One obvious reason behind Booking.com's expansion into business travel is to capture more customers. And whether travel managers like it or not, a certain percentage of their travelers are already booking on Booking.com, so they may as well have the content available to them through their OBTs. When Booking.com content is included alongside the existing travel program content, Wood said, and the negotiated rate is still at the top, the attachment rate rises. "We see there is a higher adoption rate in the travel program than before, because [the traveler] no longer has to come to Booking.com to see what [they] are missing out on," Wood said. "And many times our logo is there, so people know that our content is there."
Some travel managers have complained that including such OTA content in the OBT hurts the traveler, citing that users might not get loyalty points or certain amenities that have been included in corporate negotiated rates. Wood disputed that. "If a corporate traveler books a Booking.com rate, it means we either had a better price or more availability when they made the booking," he said. "What we see is even within chain properties, we are the last to be turned off.

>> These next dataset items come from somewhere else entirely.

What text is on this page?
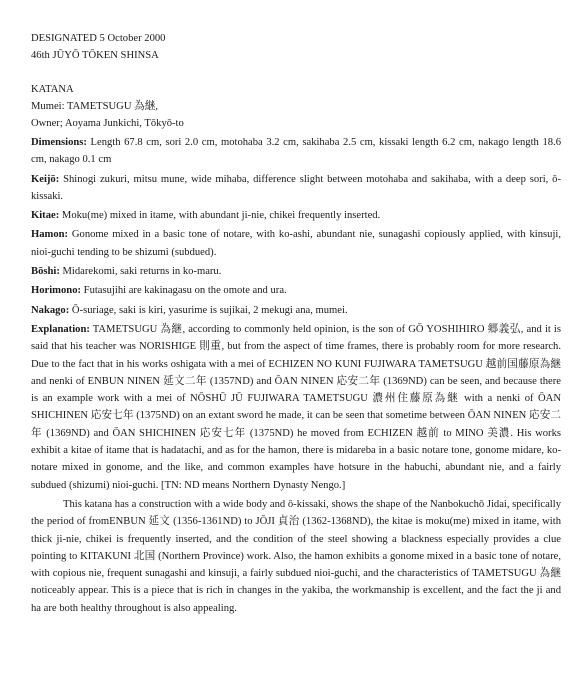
DESIGNATED 5 October 2000
46th JŪYŌ TŌKEN SHINSA
KATANA
Mumei: TAMETSUGU 為継,
Owner; Aoyama Junkichi, Tōkyō-to
Dimensions: Length 67.8 cm, sori 2.0 cm, motohaba 3.2 cm, sakihaba 2.5 cm, kissaki length 6.2 cm, nakago length 18.6 cm, nakago 0.1 cm
Keijō: Shinogi zukuri, mitsu mune, wide mihaba, difference slight between motohaba and sakihaba, with a deep sori, ō-kissaki.
Kitae: Moku(me) mixed in itame, with abundant ji-nie, chikei frequently inserted.
Hamon: Gonome mixed in a basic tone of notare, with ko-ashi, abundant nie, sunagashi copiously applied, with kinsuji, nioi-guchi tending to be shizumi (subdued).
Bōshi: Midarekomi, saki returns in ko-maru.
Horimono: Futasujihi are kakinagasu on the omote and ura.
Nakago: Ō-suriage, saki is kiri, yasurime is sujikai, 2 mekugi ana, mumei.
Explanation: TAMETSUGU 為継, according to commonly held opinion, is the son of GŌ YOSHIHIRO 郷義弘, and it is said that his teacher was NORISHIGE 則重, but from the aspect of time frames, there is probably room for more research. Due to the fact that in his works oshigata with a mei of ECHIZEN NO KUNI FUJIWARA TAMETSUGU 越前国藤原為継 and nenki of ENBUN NINEN 延文二年 (1357ND) and ŌAN NINEN 応安二年 (1369ND) can be seen, and because there is an example work with a mei of NŌSHŪ JŪ FUJIWARA TAMETSUGU 濃州住藤原為継 with a nenki of ŌAN SHICHINEN 応安七年 (1375ND) on an extant sword he made, it can be seen that sometime between ŌAN NINEN 応安二年 (1369ND) and ŌAN SHICHINEN 応安七年 (1375ND) he moved from ECHIZEN 越前 to MINO 美濃. His works exhibit a kitae of itame that is hadatachi, and as for the hamon, there is midareba in a basic notare tone, gonome midare, ko-notare mixed in gonome, and the like, and common examples have hotsure in the habuchi, abundant nie, and a fairly subdued (shizumi) nioi-guchi. [TN: ND means Northern Dynasty Nengo.]
This katana has a construction with a wide body and ō-kissaki, shows the shape of the Nanbokuchō Jidai, specifically the period of fromENBUN 延文 (1356-1361ND) to JŌJI 貞治 (1362-1368ND), the kitae is moku(me) mixed in itame, with thick ji-nie, chikei is frequently inserted, and the condition of the steel showing a blackness especially provides a clue pointing to KITAKUNI 北国 (Northern Province) work. Also, the hamon exhibits a gonome mixed in a basic tone of notare, with copious nie, frequent sunagashi and kinsuji, a fairly subdued nioi-guchi, and the characteristics of TAMETSUGU 為継 noticeably appear. This is a piece that is rich in changes in the yakiba, the workmanship is excellent, and the fact the ji and ha are both healthy throughout is also appealing.
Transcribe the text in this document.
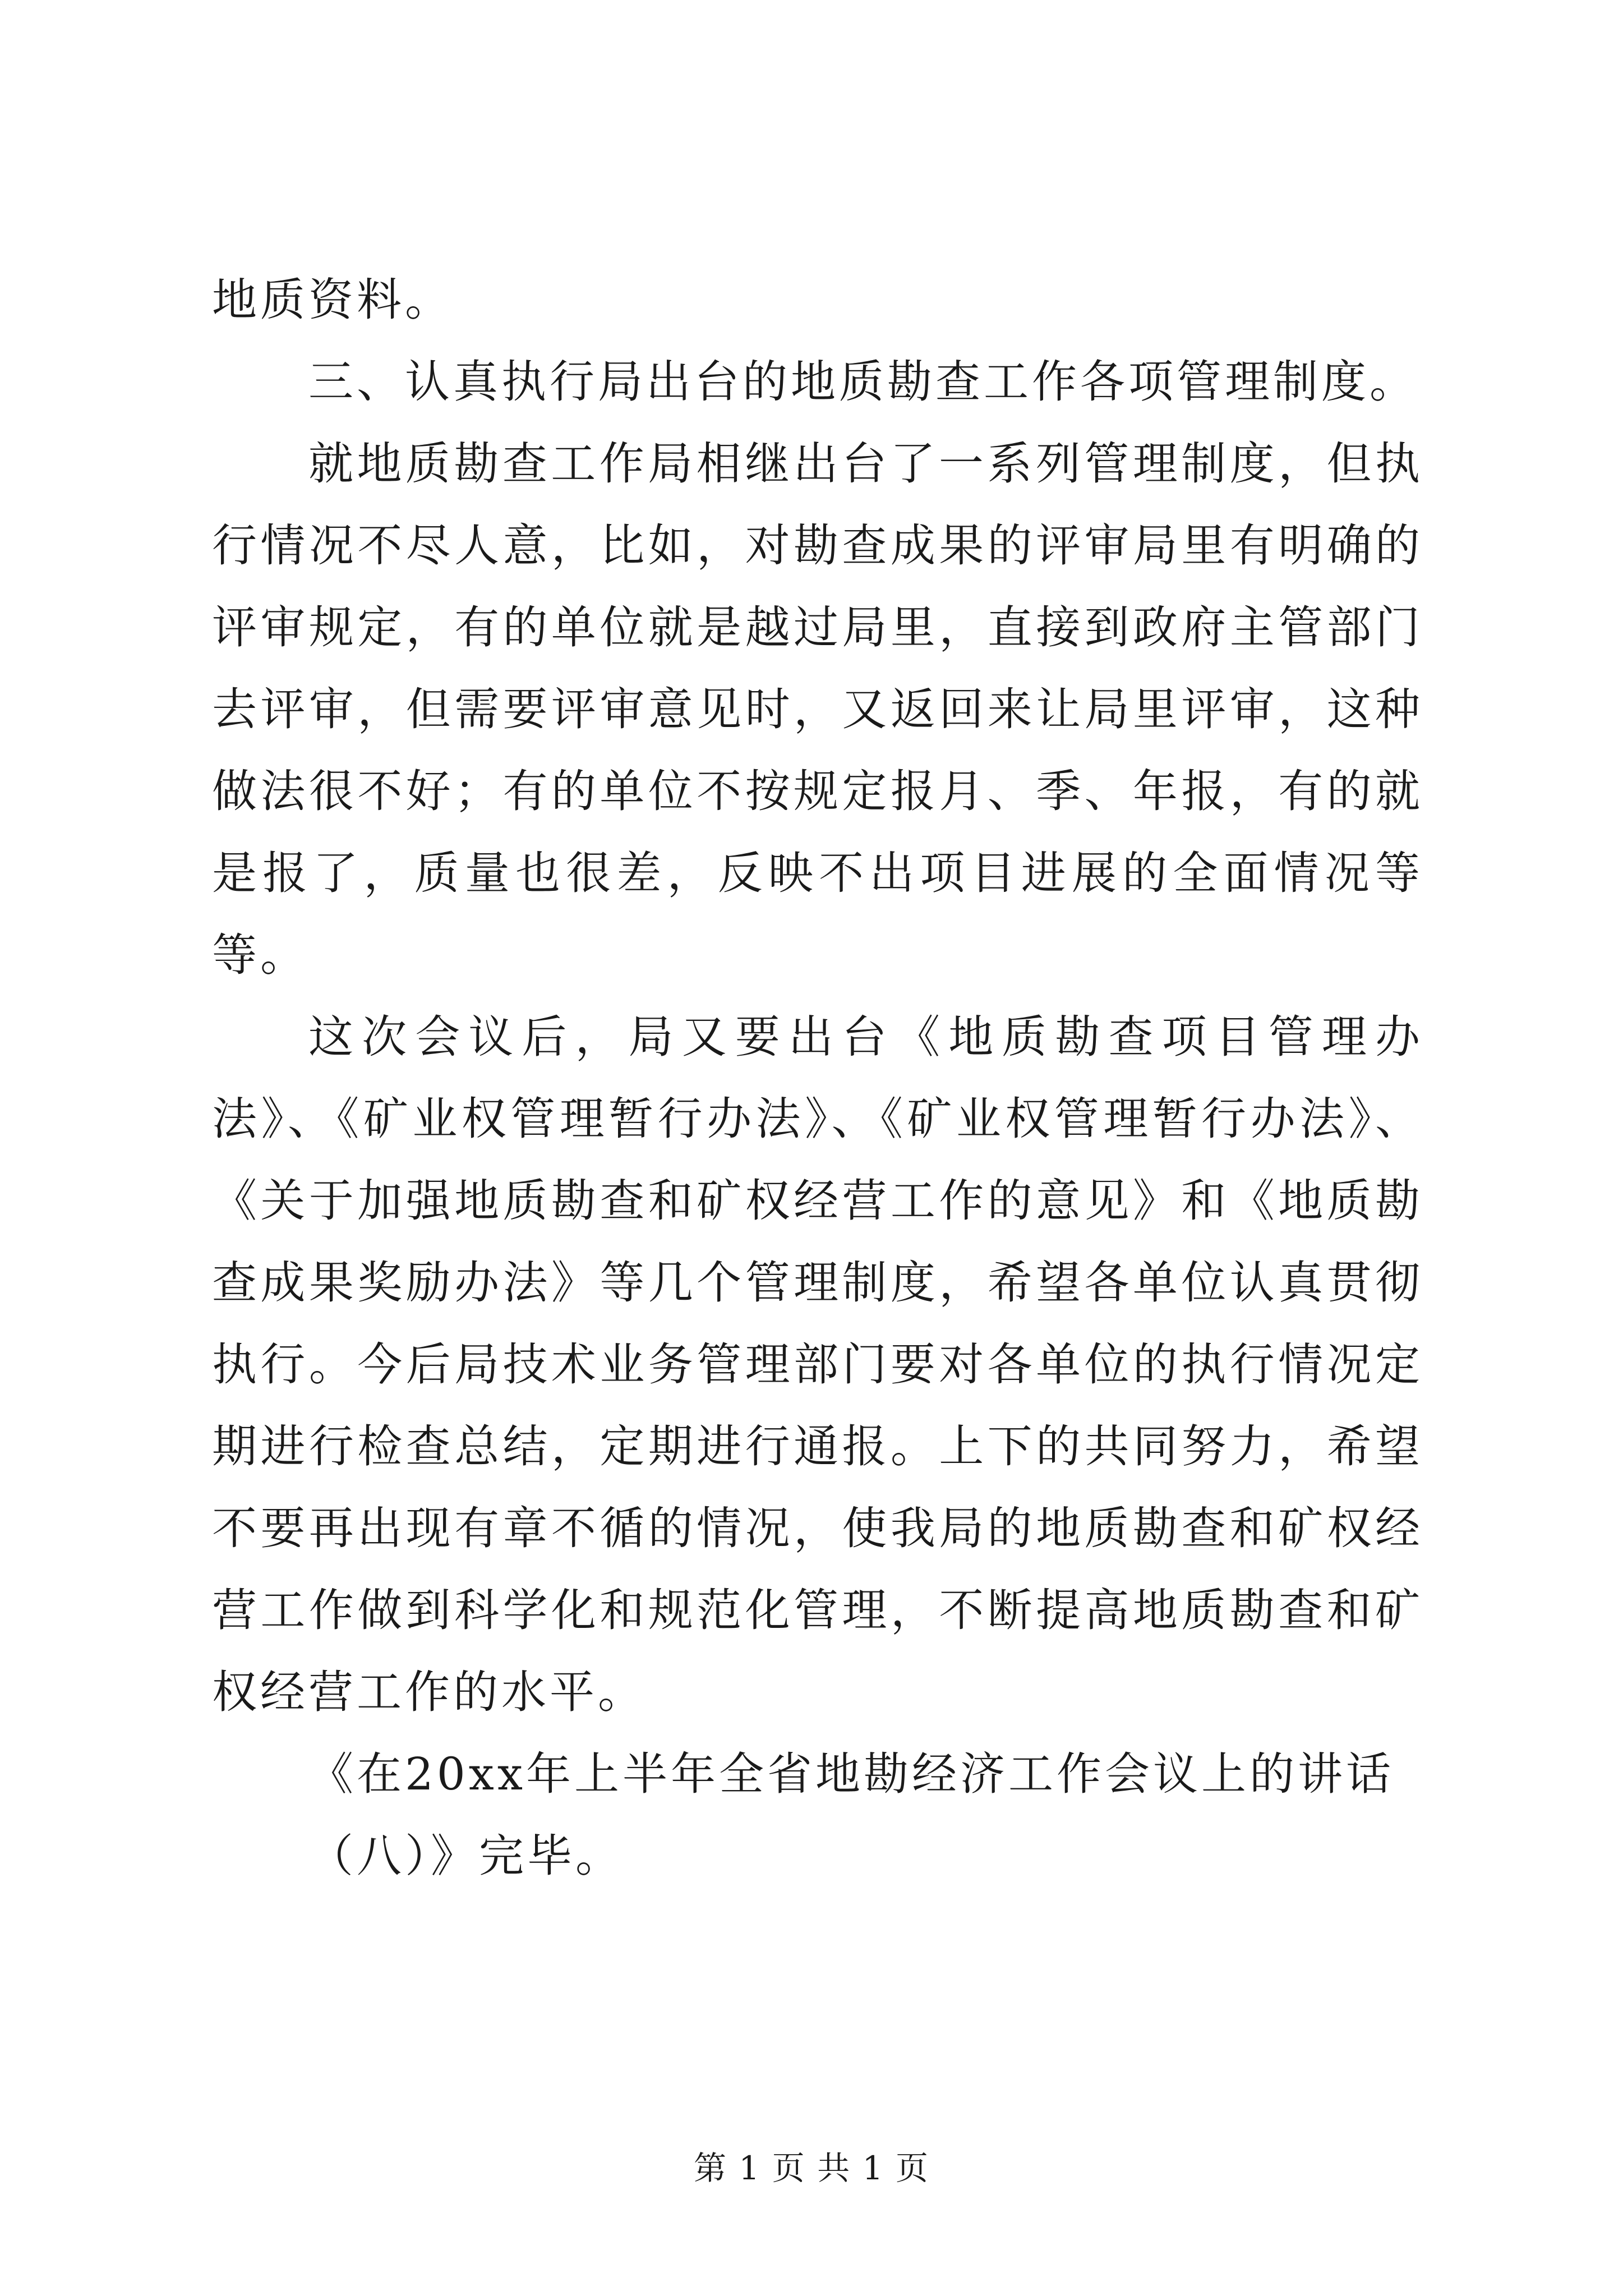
地质资料。

三、认真执行局出台的地质勘查工作各项管理制度。

就地质勘查工作局相继出台了一系列管理制度，但执行情况不尽人意，比如，对勘查成果的评审局里有明确的评审规定，有的单位就是越过局里，直接到政府主管部门去评审，但需要评审意见时，又返回来让局里评审，这种做法很不好；有的单位不按规定报月、季、年报，有的就是报了，质量也很差，反映不出项目进展的全面情况等等。

这次会议后，局又要出台《地质勘查项目管理办法》、《矿业权管理暂行办法》、《矿业权管理暂行办法》、《关于加强地质勘查和矿权经营工作的意见》和《地质勘查成果奖励办法》等几个管理制度，希望各单位认真贯彻执行。今后局技术业务管理部门要对各单位的执行情况定期进行检查总结，定期进行通报。上下的共同努力，希望不要再出现有章不循的情况，使我局的地质勘查和矿权经营工作做到科学化和规范化管理，不断提高地质勘查和矿权经营工作的水平。

《在20xx年上半年全省地勘经济工作会议上的讲话

（八）》完毕。

第 1 页 共 1 页
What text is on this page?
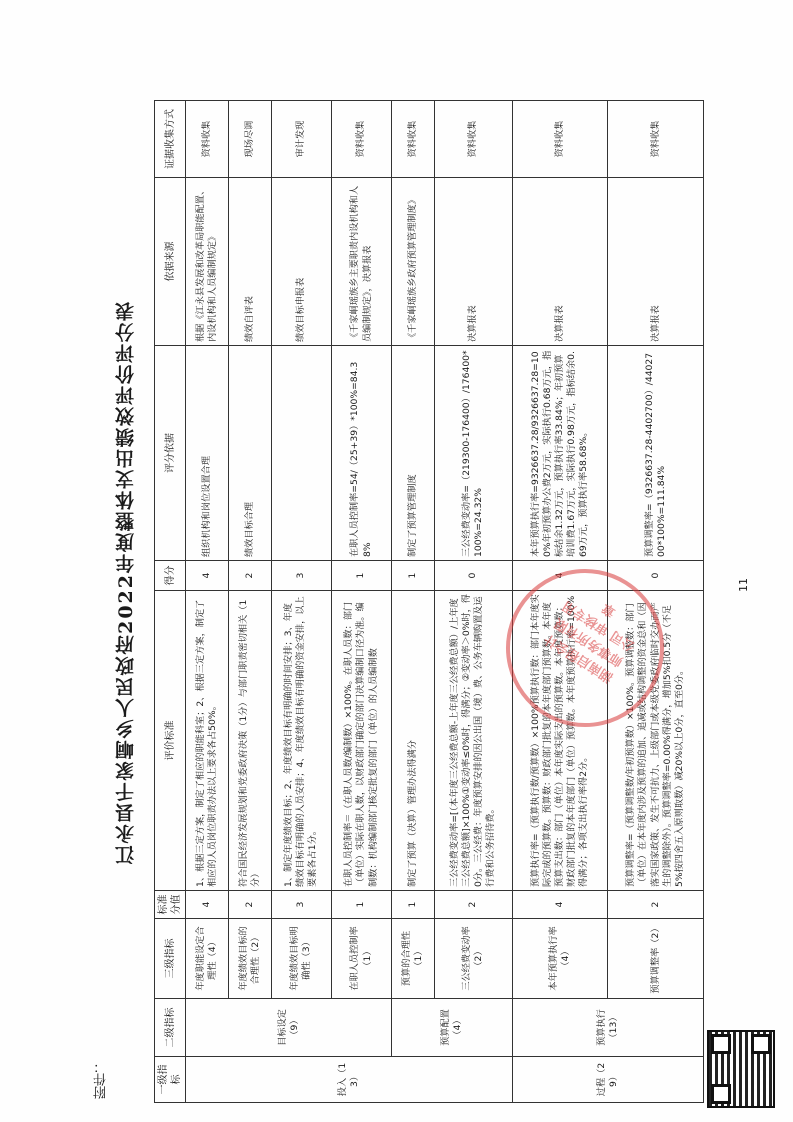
附件：
江永县千家峒乡人民政府2022年度整体支出绩效评价评分表	11
一级指标	二级指标	三级指标	标准分值	评价标准	得分	评分依据	依据来源	证据收集方式
投入（13）	目标设定（9）	年度职能设定合理性（4）	4	1、根据三定方案，制定了相应的职能科室；2、根据三定方案，制定了相应的人员岗位职责办法以上要求各占50%。	4	组织机构和岗位设置合理	根据《江永县发展和改革局职能配置、内设机构和人员编制规定》	资料收集
		年度绩效目标的合理性（2）	2	符合国民经济发展规划和党委政府决策（1分）与部门职责密切相关（1分）	2	绩效目标合理	绩效自评表	现场尽调
		年度绩效目标明确性（3）	3	1、制定年度绩效目标；2、年度绩效目标有明确的时间安排；3、年度绩效目标有明确的人员安排；4、年度绩效目标有明确的资金安排，以上要素各占1分。	3		绩效目标申报表	审计发现
		在职人员控制率（1）	1	在职人员控制率＝（在职人员数/编制数）×100%。在职人员数：部门（单位）实际在职人数，以财政部门确定的部门决算编制口径为准。编制数：机构编制部门核定批复的部门（单位）的人员编制数	1	在职人员控制率=54/（25+39）*100%=84.38%	《千家峒瑶族乡主要职责内设机构和人员编制规定》，决算报表	资料收集
	预算配置（4）	预算的合理性（1）	1	制定了预算（决算）管理办法得满分	1	制定了预算管理制度	《千家峒瑶族乡政府预算管理制度》	资料收集
		三公经费变动率（2）	2	三公经费变动率=[（本年度三公经费总额-上年度三公经费总额）/上年度三公经费总额]×100%①变动率≤0%时，得满分；②变动率＞0%时，得0分。三公经费：年度预算安排的因公出国（境）费、公务车辆购置及运行费和公务招待费。	0	三公经费变动率=（219300-176400）/176400*100%=24.32%	决算报表	资料收集
过程（29）	预算执行（13）	本年预算执行率（4）	4	预算执行率=（预算执行数/预算数）×100%预算执行数：部门本年度实际完成的预算数。预算数：财政部门批复的本年度部门预算数。本年度预算支出数：部门（单位）本年度实际支出的预算数。本年度预算数：财政部门批复的本年度部门（单位）预算数。本年度预算执行率=100%得满分；各项支出执行率得2分。	4	本年预算执行率=9326637.28/9326637.28=100%年初预算办公费2万元，实际执行0.68万元，指标结余1.32万元，预算执行率33.84%；年初预算培训费1.67万元，实际执行0.98万元，指标结余0.69万元，预算执行率58.68%。	决算报表	资料收集
		预算调整率（2）	2	预算调整率=（预算调整数/年初预算数）×100%。预算调整数：部门（单位）在本年度内涉及预算的追加、追减或结构调整的资金总和（因落实国家政策、发生不可抗力、上级部门或本级党委政府临时交办而产生的调整除外）。预算调整率=0.00%得满分，增加5%扣0.5分（不足5%按四舍五入原则取数）减20%以上0分，直至0分。	0	预算调整率=（9326637.28-4402700）/4402700*100%=111.84%	决算报表	资料收集
湖南启程会计师事务所有限公司 审核专用章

We have last-room availability, [even] when your existing travel program doesn't and when your negotiated rate is blacked out. And if you really think about it, are those loyalty points or ‘free water' really free when the rate might be, say, $50 higher per night?"
He also challenged the issue that business travelers don't know what they are getting when they book a Booking.com room. "If there is a problem with clarity of what is included in [our] rate and what is not, you need to talk to your OBT, because it's their fault," he said. "Our API pushes out all of that information. It's abundantly clear what is included in every single rate. If your OBT doesn't support that, they need to upgrade or you need to move to one that can."